Verteidigungsminister Thomas de Maizière will erst nach Gesprächen mit den Verbündeten in Nordafghanistan die einzelnen Schritte des Abzugs der Bundeswehr festlegen. "Wir können nicht eine Zahl nennen, die andere Nationen präjudiziert", sagte der CDU-Politiker am Dienstag in Berlin.

Foto: dapd

De Maizière will einseitig keine Abzugszahl nennen

Berlin (dapd). Verteidigungsminister Thomas de Maizière will erst nach Gesprächen mit den Verbündeten in Nordafghanistan die einzelnen Schritte des Abzugs der Bundeswehr festlegen. "Wir können nicht eine Zahl nennen, die andere Nationen präjudiziert", sagte der CDU-Politiker am Dienstag in Berlin. In Konsultation mit den anderen Ländern, die im Norden des Landes Soldaten stationiert haben, müsse eine Lösung gefunden werden, die sowohl militärisch vernünftig und politisch gut erklärbar sei als auch den Erfolg nachhaltig sichere.

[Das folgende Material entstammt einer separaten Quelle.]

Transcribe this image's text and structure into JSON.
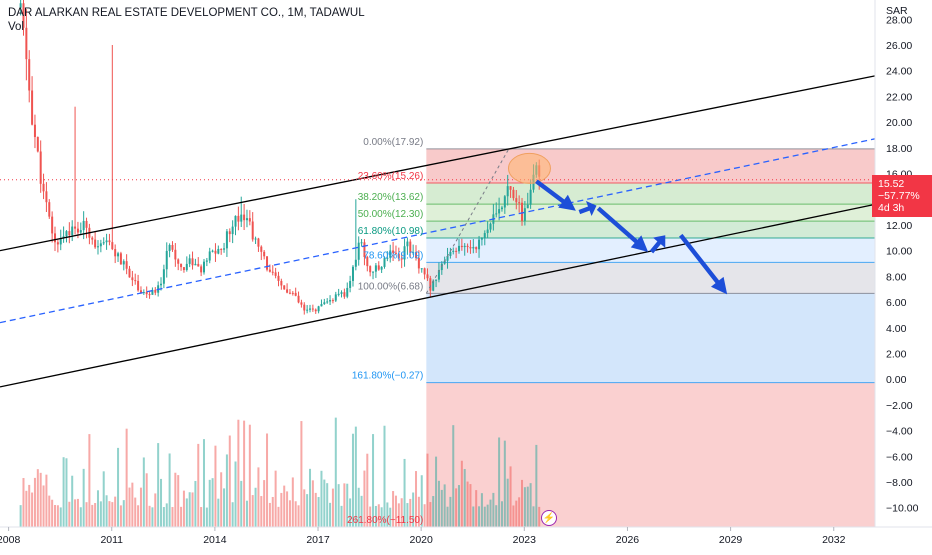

Für die 5.000 deutschen Soldaten ist bislang nur eine Abzugsperspektive bis 2014 festgelegt worden. US-General David Petraeus, der gerade erst das Kommando der internationalen Truppen in Afghanistan (ISAF) an seinen Nachfolger übergeben hat, lobte auf seinem Abschiedsbesuch bei de Maizière die "ausgezeichnete" Arbeit der deutschen Soldaten am Hindukusch.

Die USA wollen bis Ende des Jahres 10.000 Soldaten aus Afghanistan abziehen, weitere 20.000 sollen bis September 2012 folgen. Petraeus sagte, parallel zu diesem Abzug werde die Zahl der afghanischen Soldaten um 70.000 wachsen. Auch seien die US-Streitkräfte nach wie vor in der Lage, ihre Verbündeten zu unterstützen.

De Maizière dankte Petraeus dafür, dass US-Soldaten sogar unter Beschuss deutsche Soldaten gerettet hätten. Der US-General hatte am Montag in Kabul das Kommando der internationalen Truppen an John Allen übergeben. Petraeus beendet seine militärische Karriere und wird Direktor des Auslandsnachrichtendienstes CIA. "In beiden Funktionen ist er wichtig für uns", sagte der deutsche Verteidigungsminister.